Prolonged use of corticosteroid creams or oral corticosteroids can produce the same effect, thinning the skin and reducing its ability to handle stretching.

The Role of Genetics

If your mother had stretch marks, you’re more likely to get them. A large genome-wide study identified four regions of DNA significantly associated with stretch mark risk. The strongest link was near the gene responsible for producing elastin, the protein that gives skin its snap-back quality. Variants near this gene were associated with stretch marks both in the general population and specifically in pregnant women.

Certain inherited connective tissue conditions make stretch marks almost inevitable. Marfan syndrome and a related condition called congenital contractural arachnodactyly are caused by mutations in genes that produce components of elastic microfibrils, the tiny structural cables that reinforce skin. People with these conditions develop stretch marks easily, often in unusual locations and at a young age, because their skin’s structural scaffolding is fundamentally weaker.

How They Change Over Time

Stretch marks go through two distinct phases. When they first appear, they’re red, pink, or purple. This early stage reflects active inflammation and increased blood flow in the damaged area. Over time, sometimes months, sometimes a year or more, the color fades. The marks become pale, whitish, and slightly shiny, with a scar-like texture. At this point, the inflammation has resolved, and what remains is essentially a flat, atrophic scar.

This color progression matters for treatment. Early-stage marks, while they’re still red or purple, are more responsive to topical treatments. Once they’ve faded to white or silver, the skin has fully remodeled and becomes much harder to improve.

Do Creams and Oils Actually Work?

Many people reach for cocoa butter, olive oil, or specialty creams during pregnancy or periods of growth, hoping to prevent stretch marks. The evidence is disappointing. A clinical trial found that olive oil did not significantly reduce either the incidence or severity of stretch marks during pregnancy compared to using nothing at all. While women who used olive oil had slightly fewer severe marks, the difference was not statistically meaningful. Cocoa butter has been studied with similarly underwhelming results.
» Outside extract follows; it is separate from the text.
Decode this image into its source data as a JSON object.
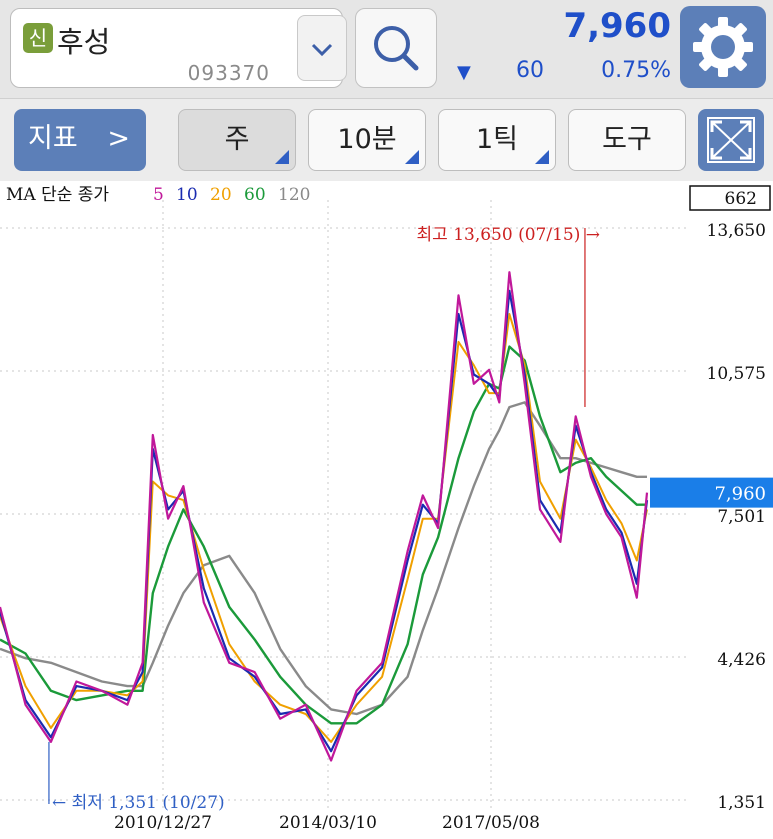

For marks that have already formed, tretinoin (a prescription vitamin A derivative) and glycolic acid have shown clinical improvement, but primarily on recent, still-red stretch marks. A systematic review of stretch mark treatments found that current evidence doesn’t support any single treatment as clearly effective, and many studies in the field are small and low quality. Keeping skin well-moisturized may improve comfort and appearance slightly, but it won’t prevent the structural damage happening deeper in the dermis.

Who Is Most at Risk

Several factors stack to increase your likelihood of developing stretch marks:

  • Family history: Genetic variants affecting elastin production significantly raise your risk.
  • Age: Younger skin, paradoxically, is more susceptible. Adolescents and younger pregnant women develop stretch marks at higher rates.
  • Speed of change: The faster you grow, gain weight, or build muscle, the less time your skin has to adapt.
  • Cortisol levels: Higher cortisol from stress, medical conditions, or medication use weakens skin structure.
  • Starting size: In pregnancy, women with higher pre-pregnancy weight and those carrying larger babies tend to develop more stretch marks.

Stretch marks are not a sign of anything wrong with your skin. They’re an extremely common response to normal life events, from growing up to growing a baby. Most people have them somewhere on their body, whether or not they’ve noticed.